在大陆，人们常用女字旁的妳吗? 在香港，通常报章、新闻、书籍里都会偶然见到。


----------



## viajero_canjeado

AquisM said:


> 在大陆，人们常用女字旁的妳吗? 在香港，通常报章、新闻、书籍里都会偶然见到。



這個問題曾經將討論過：請看下面的thread:

http://forum.wordreference.com/showthread.php?t=2179645
（好像結果是，在大陸「妳」字比較罕見。）


----------



## HongKonger

People often use the word "您" to express a warmer feeling - 祝您生日快乐！ Besides, I often use the word "妳" if the one is my girl friend.


----------



## SuperXW

HongKonger said:


> People often use the word "您" to express a warmer feeling - 祝您生日快乐！ Besides, I often use the word "妳" if the one is my girl friend.


In the mainland, 您 is used only in very formal occasions, or to show your respect to your parents, teachers, elderly etc.
In Hong Kong, some people believe that 您 is "to call you with heart", so they use 您 in sentences like "我爱您", to express a warmer feeling.
But this does not work in Mainland China, there 您 signifies the distance, while 你 feels much closer.


----------



## YangMuye

SuperXW said:


> But this does not work in Mainland China, there 您 signifies the distance, while 你 feels much closer.



您 was originally used as the contraction of 你们 several hundred years ago.

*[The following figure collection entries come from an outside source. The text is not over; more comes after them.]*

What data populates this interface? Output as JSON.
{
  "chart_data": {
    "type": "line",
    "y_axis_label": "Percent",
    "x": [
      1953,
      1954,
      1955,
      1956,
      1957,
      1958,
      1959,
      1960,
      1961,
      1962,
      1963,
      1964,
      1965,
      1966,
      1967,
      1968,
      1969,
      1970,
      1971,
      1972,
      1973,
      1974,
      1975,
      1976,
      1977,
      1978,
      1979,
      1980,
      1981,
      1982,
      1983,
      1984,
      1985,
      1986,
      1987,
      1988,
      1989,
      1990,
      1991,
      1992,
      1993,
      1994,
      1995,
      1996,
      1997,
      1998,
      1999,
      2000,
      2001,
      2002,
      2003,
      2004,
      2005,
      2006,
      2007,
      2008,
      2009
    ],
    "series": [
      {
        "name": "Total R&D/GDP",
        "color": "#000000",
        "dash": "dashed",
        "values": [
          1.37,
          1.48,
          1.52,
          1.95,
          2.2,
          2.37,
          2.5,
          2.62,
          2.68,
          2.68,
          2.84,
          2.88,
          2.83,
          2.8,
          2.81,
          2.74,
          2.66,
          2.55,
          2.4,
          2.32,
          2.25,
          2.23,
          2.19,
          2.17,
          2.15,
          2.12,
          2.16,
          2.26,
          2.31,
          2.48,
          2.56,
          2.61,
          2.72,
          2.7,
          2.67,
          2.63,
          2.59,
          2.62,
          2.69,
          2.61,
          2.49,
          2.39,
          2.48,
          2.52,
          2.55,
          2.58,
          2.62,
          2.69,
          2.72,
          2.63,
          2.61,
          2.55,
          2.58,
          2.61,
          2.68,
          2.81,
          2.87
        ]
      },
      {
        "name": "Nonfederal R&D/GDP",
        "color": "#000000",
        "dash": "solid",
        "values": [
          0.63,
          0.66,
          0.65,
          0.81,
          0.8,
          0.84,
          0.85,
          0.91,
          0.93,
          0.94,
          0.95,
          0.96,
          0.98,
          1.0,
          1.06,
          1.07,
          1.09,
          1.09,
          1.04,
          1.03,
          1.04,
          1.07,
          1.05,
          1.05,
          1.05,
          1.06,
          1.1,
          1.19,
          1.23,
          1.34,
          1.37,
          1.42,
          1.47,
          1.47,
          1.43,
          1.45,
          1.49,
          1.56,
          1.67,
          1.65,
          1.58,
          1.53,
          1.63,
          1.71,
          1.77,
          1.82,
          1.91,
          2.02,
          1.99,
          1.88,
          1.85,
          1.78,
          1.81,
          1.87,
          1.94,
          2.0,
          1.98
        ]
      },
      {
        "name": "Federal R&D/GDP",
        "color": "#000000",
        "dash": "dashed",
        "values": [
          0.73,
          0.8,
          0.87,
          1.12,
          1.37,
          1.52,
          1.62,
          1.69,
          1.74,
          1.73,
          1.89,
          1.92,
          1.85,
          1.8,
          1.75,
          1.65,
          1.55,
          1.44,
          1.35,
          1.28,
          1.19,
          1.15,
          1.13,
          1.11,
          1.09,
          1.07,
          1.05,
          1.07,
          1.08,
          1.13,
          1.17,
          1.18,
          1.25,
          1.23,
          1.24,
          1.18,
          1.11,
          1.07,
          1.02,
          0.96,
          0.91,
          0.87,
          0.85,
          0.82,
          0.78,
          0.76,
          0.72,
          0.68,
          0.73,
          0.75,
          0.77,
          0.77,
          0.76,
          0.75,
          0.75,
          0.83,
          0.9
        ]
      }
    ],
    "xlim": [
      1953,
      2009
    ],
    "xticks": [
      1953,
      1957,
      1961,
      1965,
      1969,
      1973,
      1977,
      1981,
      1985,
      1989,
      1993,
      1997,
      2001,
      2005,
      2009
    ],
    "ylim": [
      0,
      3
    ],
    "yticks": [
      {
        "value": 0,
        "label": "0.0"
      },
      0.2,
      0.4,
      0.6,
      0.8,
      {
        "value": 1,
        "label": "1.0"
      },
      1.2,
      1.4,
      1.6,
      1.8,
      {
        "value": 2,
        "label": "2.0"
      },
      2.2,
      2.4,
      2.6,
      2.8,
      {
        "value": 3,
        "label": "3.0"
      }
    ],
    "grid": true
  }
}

People use 您 instead 你 when they dare not address the listener directly, to avoid utterance directed against the listener.


----------



## Learner19

Hello! 
There is no gender in Chinese language, so you don't need to mind if it is she or he. The translation you need it "祝你生日快乐，亲爱的朋友！"


----------



## OneStroke

YangMuye said:


> 您 was originally used as the contraction of 你们 several hundred years ago. People use 您 instead 你 when they dare not address the listener directly, to avoid utterance directed against the listener.



People often avoid the 你 altogether in very formal situations in Cantonese. Isn't it funny that 您 is original a contraction of 你们 just as 'vous', the formal 'you' in French, is the second person plural pronoun? 

I believe 妳 is always wrong, even though it is in (un)common usage. It is not as widely recognised as 她, which, unlike its second-person opposite number, caught up and became standard.


----------



## Youngfun

I always see 妳 in Hong Kong movies subtitles and song lyrics. I thought it was a particularity of 繁体字


----------



## AquisM

It's used mostly in HK and Taiwan (in fact it's so uncommon in the Mainland that my 漢語拼音 input doesn't recognise it), but as OneStroke has pointed out, 妳 is not as common as 她. Most people wouldn't put 妳 when writing casually and without thought, whereas the opposite happens with 她.


----------



## xiaolijie

AquisM said:


> 妳 is not as common as 她. Most people wouldn't put 妳 when writing casually and without thought, whereas the opposite happens with 她.


That is because, I think, 他/她 plays some part in disambiguating writing whereas the choice of 你/妳 is purely stylistic and not functional (Since you use 你/妳 to address the addressee directly, the adressee doesn't have to check his/ her sex first to understand who you're talking to  )


----------